La raison pour laquelle aucun stade dans l'ouest, à part celui de Rennes, ne figure parmi les stades retenus pour la Coupe du monde, tient tout simplement au fait qu'aucune ville de l'ouest, notamment du sud-ouest, n'a souhaité se porter candidate. Ce sont d'abord des territoires tournés vers le rugby ou le basket.

En ce qui concerne les collectivités, les clubs ont en effet des relations étroites avec elles, dans la mesure où elles sont généralement propriétaires des équipements sportifs. Lorsqu'un club sollicite une aide visant à améliorer ses équipements, cela se fait bien sûr en relation étroite avec la collectivité concernée. Indirectement, à travers le Fonds d'aide au football amateur, nous aidons donc les collectivités à structurer leurs infrastructures sportives.

La labellisation EFF est destinée exclusivement au football féminin et aux écoles de foot féminines. Elle permet d'obtenir des dotations fléchées sur la section féminine, au prorata du nombre de licenciées féminines dans le club. Il existe d'autres labels, comme le label jeune, avec d'autres dotations fléchées vers les écoles de garçons.

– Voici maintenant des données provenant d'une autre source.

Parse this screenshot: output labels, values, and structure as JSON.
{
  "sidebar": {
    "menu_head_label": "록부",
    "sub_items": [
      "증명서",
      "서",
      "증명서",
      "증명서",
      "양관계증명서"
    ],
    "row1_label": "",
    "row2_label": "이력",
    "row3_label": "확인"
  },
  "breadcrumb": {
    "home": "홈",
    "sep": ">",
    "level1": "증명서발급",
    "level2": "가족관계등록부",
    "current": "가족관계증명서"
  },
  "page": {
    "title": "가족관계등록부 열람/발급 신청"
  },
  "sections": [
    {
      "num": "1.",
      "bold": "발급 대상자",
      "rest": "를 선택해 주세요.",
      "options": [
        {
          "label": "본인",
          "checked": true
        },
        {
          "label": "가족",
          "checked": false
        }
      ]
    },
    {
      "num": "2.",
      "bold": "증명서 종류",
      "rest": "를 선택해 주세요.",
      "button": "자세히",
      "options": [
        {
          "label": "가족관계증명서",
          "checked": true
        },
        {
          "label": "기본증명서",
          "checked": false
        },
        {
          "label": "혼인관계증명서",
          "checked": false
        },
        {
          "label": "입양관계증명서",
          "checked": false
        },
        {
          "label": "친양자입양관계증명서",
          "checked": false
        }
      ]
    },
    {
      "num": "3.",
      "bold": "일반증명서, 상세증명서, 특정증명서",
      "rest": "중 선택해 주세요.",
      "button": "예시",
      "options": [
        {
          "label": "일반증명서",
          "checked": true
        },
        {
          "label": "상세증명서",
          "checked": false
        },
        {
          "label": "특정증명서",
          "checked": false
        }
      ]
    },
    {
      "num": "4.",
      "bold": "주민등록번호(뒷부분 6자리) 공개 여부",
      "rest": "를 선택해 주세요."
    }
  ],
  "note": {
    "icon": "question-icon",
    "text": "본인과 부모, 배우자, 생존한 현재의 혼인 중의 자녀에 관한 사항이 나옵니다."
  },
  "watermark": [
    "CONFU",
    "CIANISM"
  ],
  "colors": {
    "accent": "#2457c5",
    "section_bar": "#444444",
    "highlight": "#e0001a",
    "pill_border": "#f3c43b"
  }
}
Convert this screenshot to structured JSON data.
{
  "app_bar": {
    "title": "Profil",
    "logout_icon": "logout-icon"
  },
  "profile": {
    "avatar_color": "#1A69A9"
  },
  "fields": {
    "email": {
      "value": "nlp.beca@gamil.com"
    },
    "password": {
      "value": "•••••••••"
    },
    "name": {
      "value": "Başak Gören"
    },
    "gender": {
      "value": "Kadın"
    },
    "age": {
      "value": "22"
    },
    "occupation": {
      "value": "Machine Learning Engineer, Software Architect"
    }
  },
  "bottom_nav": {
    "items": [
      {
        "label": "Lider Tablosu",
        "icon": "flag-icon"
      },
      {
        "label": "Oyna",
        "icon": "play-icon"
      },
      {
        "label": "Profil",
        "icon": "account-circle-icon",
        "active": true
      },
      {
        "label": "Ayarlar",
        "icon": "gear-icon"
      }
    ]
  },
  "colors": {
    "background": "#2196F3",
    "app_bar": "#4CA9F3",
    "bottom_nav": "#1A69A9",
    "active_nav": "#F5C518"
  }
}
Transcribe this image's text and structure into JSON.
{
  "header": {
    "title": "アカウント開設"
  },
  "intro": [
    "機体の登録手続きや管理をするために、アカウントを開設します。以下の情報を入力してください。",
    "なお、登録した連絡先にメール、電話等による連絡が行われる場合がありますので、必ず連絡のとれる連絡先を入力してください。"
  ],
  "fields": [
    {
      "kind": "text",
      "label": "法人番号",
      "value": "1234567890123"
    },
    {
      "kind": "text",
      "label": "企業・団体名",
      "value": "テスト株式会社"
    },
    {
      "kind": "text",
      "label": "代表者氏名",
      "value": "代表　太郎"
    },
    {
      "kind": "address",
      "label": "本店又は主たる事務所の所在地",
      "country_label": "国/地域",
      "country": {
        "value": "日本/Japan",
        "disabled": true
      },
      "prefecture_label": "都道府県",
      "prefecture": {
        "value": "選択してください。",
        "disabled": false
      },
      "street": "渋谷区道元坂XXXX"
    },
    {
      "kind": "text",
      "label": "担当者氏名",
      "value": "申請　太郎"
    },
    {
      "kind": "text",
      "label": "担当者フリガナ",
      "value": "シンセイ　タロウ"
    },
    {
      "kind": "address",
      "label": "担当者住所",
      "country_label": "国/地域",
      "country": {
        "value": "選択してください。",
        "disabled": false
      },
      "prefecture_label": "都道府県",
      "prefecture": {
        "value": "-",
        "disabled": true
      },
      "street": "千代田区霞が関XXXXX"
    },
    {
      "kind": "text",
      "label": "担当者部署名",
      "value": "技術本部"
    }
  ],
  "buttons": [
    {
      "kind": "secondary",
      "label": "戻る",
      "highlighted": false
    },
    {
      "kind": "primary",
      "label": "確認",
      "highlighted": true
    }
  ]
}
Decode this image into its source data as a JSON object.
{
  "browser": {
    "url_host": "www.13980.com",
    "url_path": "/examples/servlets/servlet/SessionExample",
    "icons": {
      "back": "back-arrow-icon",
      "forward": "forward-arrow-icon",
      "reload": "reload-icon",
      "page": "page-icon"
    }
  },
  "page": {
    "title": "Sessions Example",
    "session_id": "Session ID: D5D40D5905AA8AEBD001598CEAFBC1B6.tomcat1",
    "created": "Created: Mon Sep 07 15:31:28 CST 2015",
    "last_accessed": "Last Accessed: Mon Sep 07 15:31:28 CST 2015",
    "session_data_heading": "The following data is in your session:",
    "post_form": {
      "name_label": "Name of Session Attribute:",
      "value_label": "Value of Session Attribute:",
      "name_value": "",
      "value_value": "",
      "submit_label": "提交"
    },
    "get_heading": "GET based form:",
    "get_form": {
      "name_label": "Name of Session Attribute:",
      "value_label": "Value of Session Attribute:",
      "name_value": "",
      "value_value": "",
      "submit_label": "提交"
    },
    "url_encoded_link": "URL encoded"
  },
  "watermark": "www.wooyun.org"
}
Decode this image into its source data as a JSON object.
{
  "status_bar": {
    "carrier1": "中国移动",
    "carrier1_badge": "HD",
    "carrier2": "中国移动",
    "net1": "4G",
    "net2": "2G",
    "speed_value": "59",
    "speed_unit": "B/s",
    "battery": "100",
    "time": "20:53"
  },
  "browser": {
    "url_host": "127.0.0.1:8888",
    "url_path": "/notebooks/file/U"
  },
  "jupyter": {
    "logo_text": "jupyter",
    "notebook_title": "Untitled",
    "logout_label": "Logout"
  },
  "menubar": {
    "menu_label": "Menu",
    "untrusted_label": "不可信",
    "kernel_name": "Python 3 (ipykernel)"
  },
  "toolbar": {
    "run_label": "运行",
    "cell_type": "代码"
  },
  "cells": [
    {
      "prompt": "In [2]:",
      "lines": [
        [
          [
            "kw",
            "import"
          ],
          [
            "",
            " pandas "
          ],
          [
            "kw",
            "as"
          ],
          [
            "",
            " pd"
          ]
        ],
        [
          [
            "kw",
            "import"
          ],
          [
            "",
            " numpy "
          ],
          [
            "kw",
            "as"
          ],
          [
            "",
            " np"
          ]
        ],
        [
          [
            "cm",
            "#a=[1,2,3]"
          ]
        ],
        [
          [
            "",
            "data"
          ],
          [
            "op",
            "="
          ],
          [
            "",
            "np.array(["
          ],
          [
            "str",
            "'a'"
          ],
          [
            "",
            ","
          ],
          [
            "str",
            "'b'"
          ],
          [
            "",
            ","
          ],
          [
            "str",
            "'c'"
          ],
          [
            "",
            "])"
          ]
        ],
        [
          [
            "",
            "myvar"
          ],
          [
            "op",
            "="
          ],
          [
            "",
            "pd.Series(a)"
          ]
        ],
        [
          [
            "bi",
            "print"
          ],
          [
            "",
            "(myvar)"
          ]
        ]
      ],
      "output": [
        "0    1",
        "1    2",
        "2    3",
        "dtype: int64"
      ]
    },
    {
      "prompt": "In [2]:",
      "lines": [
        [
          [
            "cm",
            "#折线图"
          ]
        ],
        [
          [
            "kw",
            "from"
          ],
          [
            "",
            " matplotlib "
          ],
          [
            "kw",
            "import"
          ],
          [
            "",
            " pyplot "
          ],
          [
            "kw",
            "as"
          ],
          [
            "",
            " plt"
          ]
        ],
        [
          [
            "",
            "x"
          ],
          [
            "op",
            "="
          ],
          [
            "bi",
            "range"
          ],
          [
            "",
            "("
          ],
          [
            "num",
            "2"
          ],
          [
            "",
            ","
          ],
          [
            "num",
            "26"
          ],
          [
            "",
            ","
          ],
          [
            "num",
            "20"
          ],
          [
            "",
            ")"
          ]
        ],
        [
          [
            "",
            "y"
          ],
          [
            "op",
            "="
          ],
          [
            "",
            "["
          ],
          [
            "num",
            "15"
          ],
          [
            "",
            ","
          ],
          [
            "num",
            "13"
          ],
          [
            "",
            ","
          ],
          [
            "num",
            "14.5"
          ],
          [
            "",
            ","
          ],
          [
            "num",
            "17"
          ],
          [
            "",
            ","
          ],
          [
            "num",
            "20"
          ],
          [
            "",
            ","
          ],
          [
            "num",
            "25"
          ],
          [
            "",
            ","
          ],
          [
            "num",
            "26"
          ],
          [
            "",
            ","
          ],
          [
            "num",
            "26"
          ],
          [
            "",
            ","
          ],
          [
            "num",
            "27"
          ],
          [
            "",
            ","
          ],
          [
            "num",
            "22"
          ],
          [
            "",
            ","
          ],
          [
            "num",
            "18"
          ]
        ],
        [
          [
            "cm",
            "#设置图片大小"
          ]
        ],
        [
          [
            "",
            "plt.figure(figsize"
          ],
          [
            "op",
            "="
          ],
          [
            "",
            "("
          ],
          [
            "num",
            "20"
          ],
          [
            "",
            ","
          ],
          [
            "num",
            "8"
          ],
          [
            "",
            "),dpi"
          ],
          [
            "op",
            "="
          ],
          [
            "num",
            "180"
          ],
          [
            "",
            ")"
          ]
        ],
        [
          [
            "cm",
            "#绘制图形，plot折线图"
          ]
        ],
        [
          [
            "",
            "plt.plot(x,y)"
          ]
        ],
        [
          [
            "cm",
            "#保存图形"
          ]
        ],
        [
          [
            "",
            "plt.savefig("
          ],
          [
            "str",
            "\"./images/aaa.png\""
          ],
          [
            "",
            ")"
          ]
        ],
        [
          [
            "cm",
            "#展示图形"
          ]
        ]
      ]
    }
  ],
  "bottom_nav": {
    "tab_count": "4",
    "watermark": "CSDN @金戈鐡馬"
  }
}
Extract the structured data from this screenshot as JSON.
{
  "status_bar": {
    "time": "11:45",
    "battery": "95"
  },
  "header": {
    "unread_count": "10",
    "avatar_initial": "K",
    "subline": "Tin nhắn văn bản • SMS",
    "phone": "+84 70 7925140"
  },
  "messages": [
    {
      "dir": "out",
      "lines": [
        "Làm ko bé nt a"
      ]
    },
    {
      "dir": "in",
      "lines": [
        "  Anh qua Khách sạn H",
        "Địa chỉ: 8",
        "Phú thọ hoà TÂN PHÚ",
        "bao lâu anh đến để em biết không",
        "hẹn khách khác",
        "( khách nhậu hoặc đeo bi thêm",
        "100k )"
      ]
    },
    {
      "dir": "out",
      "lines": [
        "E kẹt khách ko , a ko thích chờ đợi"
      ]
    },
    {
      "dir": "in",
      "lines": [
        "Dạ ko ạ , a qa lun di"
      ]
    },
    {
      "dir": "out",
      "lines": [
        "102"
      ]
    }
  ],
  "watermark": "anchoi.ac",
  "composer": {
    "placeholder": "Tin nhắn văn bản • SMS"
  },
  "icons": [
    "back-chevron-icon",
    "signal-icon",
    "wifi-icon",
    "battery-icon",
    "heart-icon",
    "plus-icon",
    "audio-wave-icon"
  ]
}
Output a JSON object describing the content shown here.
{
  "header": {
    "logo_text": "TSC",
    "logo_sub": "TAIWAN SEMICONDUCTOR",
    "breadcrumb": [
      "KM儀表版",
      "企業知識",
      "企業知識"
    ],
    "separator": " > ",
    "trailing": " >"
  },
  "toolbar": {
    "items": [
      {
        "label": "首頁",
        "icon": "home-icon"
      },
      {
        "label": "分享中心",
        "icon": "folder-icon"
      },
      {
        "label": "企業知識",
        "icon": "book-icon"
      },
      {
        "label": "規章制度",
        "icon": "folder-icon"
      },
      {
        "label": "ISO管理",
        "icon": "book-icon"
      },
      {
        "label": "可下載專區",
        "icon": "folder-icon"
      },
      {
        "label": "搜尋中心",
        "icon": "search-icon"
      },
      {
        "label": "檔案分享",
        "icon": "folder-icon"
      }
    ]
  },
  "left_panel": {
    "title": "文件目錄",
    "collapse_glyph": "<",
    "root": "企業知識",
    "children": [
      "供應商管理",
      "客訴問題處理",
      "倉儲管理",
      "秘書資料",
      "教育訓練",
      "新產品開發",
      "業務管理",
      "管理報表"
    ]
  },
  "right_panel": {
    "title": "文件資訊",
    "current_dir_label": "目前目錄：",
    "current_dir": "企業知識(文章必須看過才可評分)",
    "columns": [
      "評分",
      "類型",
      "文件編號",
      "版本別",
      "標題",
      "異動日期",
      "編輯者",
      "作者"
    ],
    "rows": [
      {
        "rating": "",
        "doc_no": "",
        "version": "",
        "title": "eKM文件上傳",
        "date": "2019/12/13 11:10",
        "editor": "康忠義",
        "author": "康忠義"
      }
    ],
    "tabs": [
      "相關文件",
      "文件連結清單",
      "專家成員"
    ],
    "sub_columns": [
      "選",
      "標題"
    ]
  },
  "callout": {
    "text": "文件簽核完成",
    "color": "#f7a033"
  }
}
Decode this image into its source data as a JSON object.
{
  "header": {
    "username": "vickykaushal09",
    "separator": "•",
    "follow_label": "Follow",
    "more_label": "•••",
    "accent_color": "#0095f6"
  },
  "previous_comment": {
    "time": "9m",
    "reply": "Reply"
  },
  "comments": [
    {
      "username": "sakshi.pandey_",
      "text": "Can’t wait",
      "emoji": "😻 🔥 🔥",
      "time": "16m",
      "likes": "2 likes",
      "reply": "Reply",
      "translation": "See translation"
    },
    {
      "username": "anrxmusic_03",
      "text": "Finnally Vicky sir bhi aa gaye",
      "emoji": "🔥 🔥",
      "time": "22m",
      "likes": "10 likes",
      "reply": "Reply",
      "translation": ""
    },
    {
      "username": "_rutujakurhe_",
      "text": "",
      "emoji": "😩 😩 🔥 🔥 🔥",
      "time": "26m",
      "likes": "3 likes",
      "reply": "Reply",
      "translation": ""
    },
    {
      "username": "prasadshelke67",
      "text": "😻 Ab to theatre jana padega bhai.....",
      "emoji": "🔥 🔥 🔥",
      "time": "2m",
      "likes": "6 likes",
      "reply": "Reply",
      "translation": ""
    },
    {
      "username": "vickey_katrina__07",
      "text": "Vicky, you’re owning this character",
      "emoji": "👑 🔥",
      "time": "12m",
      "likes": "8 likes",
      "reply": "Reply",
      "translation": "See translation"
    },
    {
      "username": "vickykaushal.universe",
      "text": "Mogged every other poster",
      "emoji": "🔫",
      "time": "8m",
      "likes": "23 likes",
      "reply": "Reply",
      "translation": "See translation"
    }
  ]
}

Enfin, vous m'avez interrogée sur la stratégie de médiatisation. Je rappelle que la Ligue de football professionnel (LFP) gère les droits de retransmission associés aux championnats de ligue 1 et de ligue 2 (football masculin). Mediapro a acheté l'an dernier ces droits pour un montant de plusieurs milliards d'euros. Ces ressources seront redistribuées sur les clubs de L1 et L2. Aujourd'hui, le football féminin accuse un retard d'une vingtaine d'années par rapport au football masculin en termes de médiatisation. Les droits télévisuels sont donc vendus à hauteur de ce que représente le football féminin. Nous faisons aussi appel à des partenaires et à des sponsors pour le valoriser. Les ressources économiques dans le football féminin ont été multipliées par dix, mais elles ne sont pas du tout au même niveau que dans le football masculin. D'où la nécessité d'accompagner nos joueuses dans un double voire triple projet. Cela leur permet de conserver un certain équilibre en n'étant pas entièrement tournées vers la performance sportive. Cela évite également certaines dérives, le monde professionnel n'étant pas idéal, compte tenu des problématiques résultant des enjeux économiques. De plus, nous mettrons en place l'année prochaine un diplôme spécifique pour les joueuses qui souhaitent devenir entraîneuses à un haut niveau.

Aujourd'hui, de fortes disparités de rémunération subsistent entre les différents clubs, comme dans le football masculin.